Do encontro com a Melissa criaram-se os chinelos slide floridos e o “sapato da Cinderela” e, do trabalho com a artista cubano-americana Gabriele Noelle, as mules decoradas com flores de acrílico.

Da associação com o estilista Joseph Altuzarra, nasceram os elegantes scarpins de couro espelhado; e da união com a Libertine, queridinha entre os fashionistas, uma seleção de modelos provocantes como a bota de cano altíssimo e couro pintado com o skyline de Los Angeles.

Nas nuvens

E pensar que tudo começou na sala de estar do apartamento dos Larroudé em Manhattan, onde Marina e Ricardo vivem com o casal de filhos adolescentes.

Marina chegou à Barneys em 2017, onde ficou quase três anos. Antes, por mais de uma década, ela se dedicou ao mercado editorial de moda, com passagens pela Vogue Brasil, em São Paulo, e, já em Nova York, pelo extinto Style.com, o portal da Condé Nast.

Formado pela FGV, Ricardo vinha do mercado financeiro, tendo trabalhado como investidor sênior no Apollo Global Management e head de finanças globais da AB InBev.

Pois bem, em 2020, os dois estavam desempregados. E, no auge da crise sanitária imposta pela Covid-19, eles resolveram empreender.

Juntaram US$ 100 mil e lá foram eles criar sapatos. Não foi fácil. Como descobririam logo, calçado (bem feito) é complicadíssimo de desenvolver. Os tamanhos são precisos e cada modelo exige uma forma, entre outras muitas dificuldades.

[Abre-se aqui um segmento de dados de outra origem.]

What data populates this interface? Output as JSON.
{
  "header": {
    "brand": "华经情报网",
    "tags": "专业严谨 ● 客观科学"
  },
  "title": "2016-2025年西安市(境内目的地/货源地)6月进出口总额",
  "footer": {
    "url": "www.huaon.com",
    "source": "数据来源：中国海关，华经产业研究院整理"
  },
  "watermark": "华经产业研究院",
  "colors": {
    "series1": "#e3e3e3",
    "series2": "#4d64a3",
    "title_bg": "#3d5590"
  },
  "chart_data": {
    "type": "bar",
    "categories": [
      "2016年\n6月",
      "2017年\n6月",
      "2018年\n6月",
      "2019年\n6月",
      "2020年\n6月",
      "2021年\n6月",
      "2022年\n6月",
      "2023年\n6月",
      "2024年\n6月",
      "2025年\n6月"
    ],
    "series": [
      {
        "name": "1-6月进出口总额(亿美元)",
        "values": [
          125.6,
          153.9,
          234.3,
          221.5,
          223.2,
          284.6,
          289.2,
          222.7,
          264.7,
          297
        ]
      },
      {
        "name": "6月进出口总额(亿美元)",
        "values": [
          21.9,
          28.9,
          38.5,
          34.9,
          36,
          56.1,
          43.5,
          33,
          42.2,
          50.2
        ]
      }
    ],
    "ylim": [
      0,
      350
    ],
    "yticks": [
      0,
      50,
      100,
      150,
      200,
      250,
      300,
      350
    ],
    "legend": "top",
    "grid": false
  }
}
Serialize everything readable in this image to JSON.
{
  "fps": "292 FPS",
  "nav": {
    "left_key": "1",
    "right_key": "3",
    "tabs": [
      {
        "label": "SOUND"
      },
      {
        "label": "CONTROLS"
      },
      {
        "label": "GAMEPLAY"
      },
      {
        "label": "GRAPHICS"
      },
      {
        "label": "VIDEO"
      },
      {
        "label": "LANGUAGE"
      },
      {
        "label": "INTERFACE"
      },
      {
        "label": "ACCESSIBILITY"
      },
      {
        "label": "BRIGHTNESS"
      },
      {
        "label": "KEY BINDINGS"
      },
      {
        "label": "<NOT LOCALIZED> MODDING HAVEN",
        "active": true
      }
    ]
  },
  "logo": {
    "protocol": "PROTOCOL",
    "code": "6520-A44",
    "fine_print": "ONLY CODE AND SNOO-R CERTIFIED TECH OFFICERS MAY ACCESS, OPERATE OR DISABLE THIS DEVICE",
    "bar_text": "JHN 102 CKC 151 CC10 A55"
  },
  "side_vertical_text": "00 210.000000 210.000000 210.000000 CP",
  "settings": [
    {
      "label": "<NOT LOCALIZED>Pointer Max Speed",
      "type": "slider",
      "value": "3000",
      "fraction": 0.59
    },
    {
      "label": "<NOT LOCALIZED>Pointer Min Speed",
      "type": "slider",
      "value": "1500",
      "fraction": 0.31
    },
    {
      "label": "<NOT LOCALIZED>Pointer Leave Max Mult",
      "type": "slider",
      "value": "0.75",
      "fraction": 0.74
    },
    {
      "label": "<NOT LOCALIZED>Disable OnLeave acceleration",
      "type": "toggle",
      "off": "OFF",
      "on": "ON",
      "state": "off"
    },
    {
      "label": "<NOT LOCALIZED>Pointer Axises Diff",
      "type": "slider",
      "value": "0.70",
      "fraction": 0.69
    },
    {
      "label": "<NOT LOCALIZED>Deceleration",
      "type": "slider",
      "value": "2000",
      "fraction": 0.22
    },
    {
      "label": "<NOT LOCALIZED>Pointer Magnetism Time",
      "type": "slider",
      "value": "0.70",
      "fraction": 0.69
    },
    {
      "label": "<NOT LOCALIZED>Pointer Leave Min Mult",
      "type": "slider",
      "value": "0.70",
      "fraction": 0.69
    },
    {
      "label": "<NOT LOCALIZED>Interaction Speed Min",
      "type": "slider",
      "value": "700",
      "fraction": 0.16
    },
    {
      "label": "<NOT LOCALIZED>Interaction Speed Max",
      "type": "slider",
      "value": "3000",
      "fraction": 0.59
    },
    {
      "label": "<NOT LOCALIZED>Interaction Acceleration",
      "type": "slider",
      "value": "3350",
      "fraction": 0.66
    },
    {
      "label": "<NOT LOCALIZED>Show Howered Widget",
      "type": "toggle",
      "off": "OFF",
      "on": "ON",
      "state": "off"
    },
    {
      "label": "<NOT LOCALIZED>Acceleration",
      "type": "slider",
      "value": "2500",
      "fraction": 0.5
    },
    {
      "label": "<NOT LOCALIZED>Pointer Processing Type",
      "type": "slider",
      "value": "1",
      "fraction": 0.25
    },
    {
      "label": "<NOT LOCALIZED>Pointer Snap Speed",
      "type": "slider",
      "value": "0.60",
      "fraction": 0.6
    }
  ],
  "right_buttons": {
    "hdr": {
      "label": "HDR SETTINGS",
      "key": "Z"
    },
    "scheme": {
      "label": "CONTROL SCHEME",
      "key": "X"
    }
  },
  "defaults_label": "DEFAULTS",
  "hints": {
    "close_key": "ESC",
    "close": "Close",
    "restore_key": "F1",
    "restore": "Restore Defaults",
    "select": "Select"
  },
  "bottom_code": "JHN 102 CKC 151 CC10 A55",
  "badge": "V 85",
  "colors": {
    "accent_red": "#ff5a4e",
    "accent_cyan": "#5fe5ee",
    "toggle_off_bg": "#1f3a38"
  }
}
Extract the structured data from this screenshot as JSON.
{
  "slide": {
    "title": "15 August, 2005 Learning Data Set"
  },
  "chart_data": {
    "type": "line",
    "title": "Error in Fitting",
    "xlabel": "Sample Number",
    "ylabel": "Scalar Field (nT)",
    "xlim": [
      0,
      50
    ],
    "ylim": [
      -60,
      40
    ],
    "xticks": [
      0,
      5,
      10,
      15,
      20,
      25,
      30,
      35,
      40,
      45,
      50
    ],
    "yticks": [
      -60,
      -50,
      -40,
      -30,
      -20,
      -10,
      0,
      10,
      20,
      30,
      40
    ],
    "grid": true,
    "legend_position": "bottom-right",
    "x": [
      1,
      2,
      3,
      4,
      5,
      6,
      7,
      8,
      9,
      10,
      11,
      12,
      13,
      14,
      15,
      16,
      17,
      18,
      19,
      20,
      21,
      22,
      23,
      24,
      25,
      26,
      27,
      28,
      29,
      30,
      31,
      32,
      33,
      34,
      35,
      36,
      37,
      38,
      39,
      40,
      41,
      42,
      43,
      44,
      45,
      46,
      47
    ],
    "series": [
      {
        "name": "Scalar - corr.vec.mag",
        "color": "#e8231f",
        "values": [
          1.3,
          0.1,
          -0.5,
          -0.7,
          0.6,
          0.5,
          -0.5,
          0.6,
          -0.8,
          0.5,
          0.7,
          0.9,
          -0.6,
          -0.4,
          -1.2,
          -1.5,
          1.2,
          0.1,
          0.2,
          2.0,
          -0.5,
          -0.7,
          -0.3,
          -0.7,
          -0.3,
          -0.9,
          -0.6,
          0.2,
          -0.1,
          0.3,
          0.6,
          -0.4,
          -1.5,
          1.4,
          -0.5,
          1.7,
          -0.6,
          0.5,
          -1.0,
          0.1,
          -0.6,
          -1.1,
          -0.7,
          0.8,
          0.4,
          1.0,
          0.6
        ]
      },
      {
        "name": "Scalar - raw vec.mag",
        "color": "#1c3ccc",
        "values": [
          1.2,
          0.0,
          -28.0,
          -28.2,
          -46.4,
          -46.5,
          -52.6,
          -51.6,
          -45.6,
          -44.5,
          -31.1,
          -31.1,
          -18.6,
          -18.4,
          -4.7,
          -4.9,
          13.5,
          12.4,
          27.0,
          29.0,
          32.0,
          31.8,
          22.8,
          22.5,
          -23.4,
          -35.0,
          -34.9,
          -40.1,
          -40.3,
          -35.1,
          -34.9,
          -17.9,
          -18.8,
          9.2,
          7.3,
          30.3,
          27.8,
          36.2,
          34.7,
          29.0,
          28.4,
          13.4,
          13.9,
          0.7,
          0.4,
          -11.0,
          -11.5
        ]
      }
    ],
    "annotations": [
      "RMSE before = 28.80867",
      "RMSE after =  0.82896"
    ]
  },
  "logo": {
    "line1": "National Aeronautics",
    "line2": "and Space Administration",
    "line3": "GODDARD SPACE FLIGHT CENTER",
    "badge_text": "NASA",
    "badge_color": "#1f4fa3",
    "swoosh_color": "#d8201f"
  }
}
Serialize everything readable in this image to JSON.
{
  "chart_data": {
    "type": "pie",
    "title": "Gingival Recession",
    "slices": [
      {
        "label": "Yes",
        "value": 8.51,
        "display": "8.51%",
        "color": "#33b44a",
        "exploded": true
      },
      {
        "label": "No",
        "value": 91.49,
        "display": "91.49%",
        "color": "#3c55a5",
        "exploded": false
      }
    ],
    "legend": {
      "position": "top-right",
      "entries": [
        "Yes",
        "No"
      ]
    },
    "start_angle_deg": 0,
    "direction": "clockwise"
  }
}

Mas eles não esmoreceram. Hoje, pode-se dizer, são experts. Até inventam moda. Como o QR Code na sola de cada sapato que funciona como uma espécie de “carteira digital”. A cada compra, a cliente ganha US$ 20 a serem resgatados na próxima visita ao site.

Se ela compartilhar o token com uma amiga, por exemplo, a presenteada dispõe de um crédito de U$ 20 na primeira aquisição.

Outra inovação da marca é a “Larroudé cloud”, uma espuma capaz de se moldar ao pé e absorver o impacto das pisadas. Tudo para que as clientes se sintam caminhando sobre as nuvens.

Nas nuvens estão Marina e Ricardo à frente de um negócio de receita anual, segundo a Forbes Women, prestes a atingir os nove dígitos.